Am I missing something? If not, I'd like to go ahead and start adding type hinting to KMK as mentioned in the issue I opened, using the work @sofubi started as reference.
I'm fine with bumping CircuitPy minimum version to whatever added support for that PEP if we can figure out when it happened (or just say "current latest is new minimum", if that's not too much community turbulence). This would be dope - I've largely moved off of Python in everything in my life in favor of stronger-typed languages and have been pushing type systems' use at work (Ruby) heavily; I definitely don't need sold on the benefits to approve someone adopting that branch :)
It looks like support for PEP-526 type annotation was merged in this PR, according to this issue, which was included starting from version 7.0. 7.0's full release occurred less than one month after the previous work on adding type annotations - that's unfortunate. I would not object to continually targeting the latest stable version, but I like living on the edge.
Regardless, I will begin work on adding type hints.
We're using typing in our CircuitPython libraries now so it should be fine here too.
Thanks @tannewt, helpful context that KMK won't be the odd one out for taking PEP-526 sigs into mainline!
And thanks @Jawfish for diving back into this! I'll be excited to get some review eyes on this whenever you have something to share.
Tangentially, on KMK side: Much like the Rust community tracks Minimum Supported Rust Version (MSRV), we should probably track this in the main readme of KMK - a few times now we've done major bumps to take on new CPy features (the last big one was F-strings way back when, so it's at least infrequent), and we should be front-and-center about those deps.
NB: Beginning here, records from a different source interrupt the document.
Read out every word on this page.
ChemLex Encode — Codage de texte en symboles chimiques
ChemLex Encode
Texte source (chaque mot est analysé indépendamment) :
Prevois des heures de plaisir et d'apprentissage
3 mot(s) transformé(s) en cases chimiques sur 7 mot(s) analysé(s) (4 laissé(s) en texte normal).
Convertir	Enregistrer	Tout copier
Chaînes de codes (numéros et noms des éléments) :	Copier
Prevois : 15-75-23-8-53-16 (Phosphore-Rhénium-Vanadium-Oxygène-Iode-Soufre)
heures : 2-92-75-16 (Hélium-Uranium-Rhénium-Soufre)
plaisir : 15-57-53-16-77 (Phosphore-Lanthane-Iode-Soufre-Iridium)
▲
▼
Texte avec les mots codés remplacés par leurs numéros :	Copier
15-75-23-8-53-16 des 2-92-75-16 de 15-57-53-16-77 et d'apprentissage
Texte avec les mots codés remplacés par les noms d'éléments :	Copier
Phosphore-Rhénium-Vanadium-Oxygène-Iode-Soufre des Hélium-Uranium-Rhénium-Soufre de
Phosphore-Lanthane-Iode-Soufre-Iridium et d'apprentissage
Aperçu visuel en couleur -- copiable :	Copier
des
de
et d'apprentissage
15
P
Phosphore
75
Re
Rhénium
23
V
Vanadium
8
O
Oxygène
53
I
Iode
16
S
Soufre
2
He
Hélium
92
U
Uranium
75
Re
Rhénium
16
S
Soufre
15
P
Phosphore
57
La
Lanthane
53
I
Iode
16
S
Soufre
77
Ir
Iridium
Right now that info is buried in the Getting Started sub-doc, and is pretty loosey-goosey in its wording ("It is best to use the last stable version (>7.0).")
I've found myself being unable to give this the time and effort that I would like to lately. I intend to chip away at it as I find time to, but I figured I would mention here that it's slow going in case any other interested parties come across this conversation and would be otherwise dissuaded.